Cambio (viii) – planes o resultados

“Si estuvieras en un incendio, apágalo o huye, sólo después pregunta quien lo inició
Anónimo

Un comentario reciente sobre una situación particular motivó que escribiera esta que será la última entrega de esta serie sobre el cambio empresarial, lo que a veces se escucha como justificación para determinadas conductas empresariales o características, son expresiones tales como:

“Somos una gran empresa, de ninguna manera podríamos renunciar a…”
“Somos una PyME y debemos actuar como tal”
“Somos una Mediana empresa y…”

Las decisiones y acciones que respalden deben estar en función de a dónde se quiere ir, en sí el tamaño puede ser el correcto, conozco varios empresarios que se sienten conformes con el grado de desarrollo de sus empresas sea cual fuere el tamaño y pueden convivir con ello; sin embargo si la intención es cambiar algunas facetas de su negocio, crecer o dividirse, entonces lo actual deberá ser planteado, o como bien tituláramos una entrega reciente.

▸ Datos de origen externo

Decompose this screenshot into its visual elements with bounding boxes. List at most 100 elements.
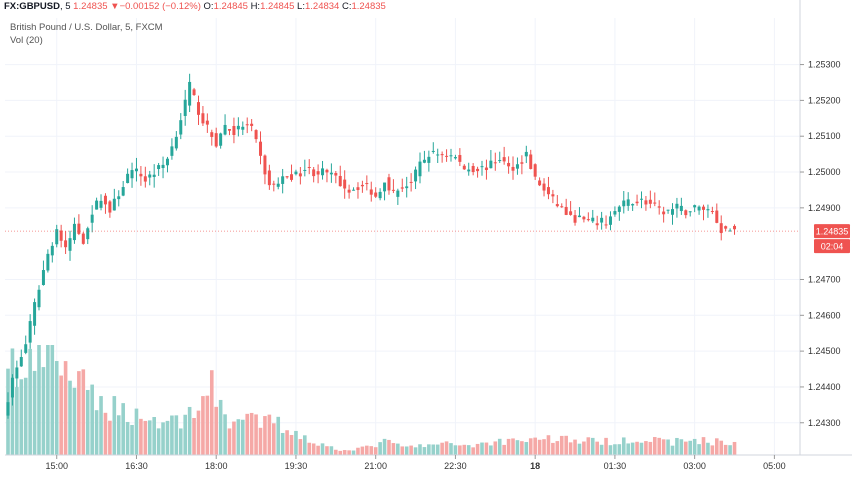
y-axis-labels[interactable]: 1.25300 1.25200 1.25100 1.25000 1.24900 1.247…	[800, 60, 841, 428]
candle-body	[24, 344, 28, 353]
volume-bar	[599, 444, 604, 455]
interval[interactable]: 5	[65, 1, 71, 12]
candle-body	[201, 113, 205, 124]
candle-body	[360, 184, 364, 187]
volume-bar	[723, 444, 728, 455]
volume-bar	[679, 439, 684, 455]
candle-body	[471, 166, 475, 173]
chart-grid	[5, 18, 800, 455]
volume-bar	[387, 439, 391, 455]
volume-bar	[223, 414, 227, 455]
volume-bar	[382, 438, 387, 455]
volume-bar	[130, 424, 134, 455]
volume-bar	[236, 419, 241, 455]
candle-body	[205, 120, 209, 125]
volume-bar	[396, 443, 400, 455]
candle-body	[591, 217, 595, 222]
series-legend[interactable]: British Pound / U.S. Dollar, 5, FXCM	[10, 22, 163, 33]
volume-bar	[325, 446, 329, 455]
volume-bar	[307, 442, 312, 455]
candle-body	[121, 187, 125, 196]
candle-body	[170, 146, 174, 156]
volume-bar	[670, 445, 675, 455]
candle-body	[329, 172, 333, 175]
candle-body	[560, 206, 564, 208]
candle-body	[321, 168, 325, 176]
candle-body	[316, 171, 320, 175]
candle-body	[365, 183, 369, 185]
volume-bar	[187, 406, 192, 455]
volume-bar	[444, 441, 449, 455]
volume-bar	[77, 371, 81, 455]
symbol-name[interactable]: FX:GBPUSD	[4, 1, 60, 12]
volume-bar	[715, 438, 719, 455]
candle-body	[41, 270, 45, 286]
candle-body	[6, 402, 10, 416]
candle-body	[453, 157, 457, 159]
candle-body	[467, 169, 471, 172]
candle-body	[352, 189, 356, 191]
volume-bar	[356, 447, 360, 455]
candle-body	[533, 164, 537, 177]
candle-body	[259, 141, 263, 156]
candle-body	[706, 209, 710, 211]
volume-bar	[666, 439, 670, 455]
candle-body	[334, 173, 338, 176]
candle-body	[498, 160, 502, 162]
volume-bar	[688, 440, 693, 455]
volume-bar	[258, 427, 263, 455]
candle-body	[662, 211, 666, 215]
candle-body	[134, 168, 138, 172]
price-change: −0.00152 (−0.12%)	[119, 1, 201, 12]
volume-bar	[706, 442, 710, 455]
volume-bar	[214, 406, 219, 455]
candle-body	[148, 174, 152, 178]
candle-body	[555, 204, 559, 207]
candle-body	[86, 228, 90, 240]
volume-bar	[542, 439, 546, 455]
candle-body	[254, 130, 258, 140]
volume-bar	[621, 437, 626, 455]
volume-bar	[59, 375, 63, 455]
volume-bar	[427, 444, 431, 455]
volume-bar	[497, 438, 502, 455]
candle-body	[77, 223, 81, 234]
candle-body	[236, 125, 240, 130]
volume-bar	[484, 442, 489, 455]
volume-bar	[254, 414, 258, 455]
candle-body	[99, 200, 103, 208]
volume-bar	[475, 443, 480, 455]
volume-bar	[582, 441, 586, 455]
volume-bar	[635, 441, 639, 455]
candle-body	[400, 187, 404, 189]
candle-body	[564, 206, 568, 215]
candle-body	[72, 223, 76, 241]
x-tick-label: 16:30	[125, 461, 148, 471]
candle-body	[414, 169, 418, 182]
candle-body	[307, 166, 311, 168]
candle-body	[577, 215, 581, 218]
candle-body	[276, 183, 280, 187]
candle-body	[294, 171, 298, 175]
volume-bar	[112, 396, 117, 455]
candle-body	[724, 226, 728, 229]
volume-bar	[413, 447, 418, 455]
candle-body	[520, 162, 524, 164]
open-label: O:	[203, 1, 214, 12]
volume-bar	[63, 361, 68, 455]
volume-bar	[108, 420, 112, 455]
candle-body	[157, 165, 161, 170]
candle-body	[462, 165, 466, 170]
x-axis-labels[interactable]: 15:00 16:30 18:00 19:30 21:00 22:30 18 01:30 03:…	[45, 455, 786, 471]
y-tick-label: 1.24900	[808, 203, 841, 213]
candle-body	[684, 210, 688, 216]
candles	[6, 73, 737, 419]
y-tick-label: 1.24700	[808, 274, 841, 284]
volume-bar	[701, 437, 706, 455]
candle-body	[192, 89, 196, 96]
volume-legend[interactable]: Vol (20)	[10, 35, 43, 46]
y-tick-label: 1.25300	[808, 60, 841, 70]
volume-bar	[440, 442, 444, 455]
volume-bar	[46, 345, 50, 455]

“No puede ser quien necesito ser, si continuo siendo quien soy” (Max De Pree)

Tal cual se reflexionó en las entregas relacionadas con la institucionalización y la transformación, las organizaciones conforme crecen tienden a organizarse porque de lo contrario pierden fortaleza competitiva ante “sus nuevos competidores”, el despliegue de los recursos se va adecuando a esa nueva necesidad.

La organización planteada como verbo, nos lleva a concebir los recursos en términos de eficiencia, es decir estos deben ser distribuidos de la mejor manera posible para generar el mayor impacto positivo.

cambio_pyr

La previsión, predictibilidad de la organización también es una faceta que la empresa debe desarrollar a medida que crece, La organización es más eficiente cuando la improvisación deja de serlo, entonces los planes tienden a estar presente cuanto más grande es la organización; ahora bien qué sucede cuando lo repentino y lo inesperado aparece y un cambio debe llevarse a cabo de manera apresurada; pues bien… se puede pensar en…

¡Nada justifica la falta de un plan!

Ciertamente los planes son preferibles puesto que preparan a las organizaciones, sin embargo hay ocasiones que la flexibilidad se requiere sobre áreas en donde estrictamente se puede esperar “novedades”.

¿Qué hacer si se precisan resultados rápidamente?

Orientarse a los resultados, otorgando autonomía de gestión; recientemente un Director General de una mediana-gran empresa se alarmaba por la tardanza de las iniciativas que eran propuestas en las reuniones gerenciales mensuales; la organización compuesta por socios todos ellos profesionales, algunos en puestos gerenciales y otros como simple accionistas, había crecido bajo la consigna del orden prolijidad; esto la llevó al punto que por característica institucional y preferencia de los directivos, gerentes socios, y gerentes no socios; cualquiera iniciativa de cierta entidad requiriera una cuidadosa implementación.

Esto ciertamente no tiene nada de malo, y hasta es aconsejable, sin embargo si a eso le sumamos una constante queja pro el retraso de las iniciativas “urgencias”, la “queja” de mandos medios por la excesiva descentralización, entonces se vuelve palpable que la receta del éxito no es universal.

Qué hacer en estos casos, prescindiendo de la situación, sería aconsejable establecer claramente los objetivos, expectativas de comportamiento y otorgar autonomía para gestionar; naturalmente para determinadas organizaciones esto suele ser lo natural, para otras suele ser un inconveniente.

En tales situaciones se confía más en la capacidad de gestionar los recursos que en la planificación, en base al imperativo de la urgencia, siendo así se encontraría el camino para tratar las urgencias.

En resumidas cuentas, cambiar implica:

·         Deshacerse de la excusas.

·         Identificar los objetivos, explicitarlos.

·         Elaborar un plan (si es que esto es posible) enunciando recursos y disponibilidades.

·         Priorizar efectividades conducentes.

·         Gestionar la transición, controlando la ansiedad, realizando esfuerzos coordinados para la consecución de objetivos en un tiempo determinado.

Como es de esperar, nada alimenta más a un proceso de cambio que los logros que sean comunicados, aún cuando ellos sean parciales.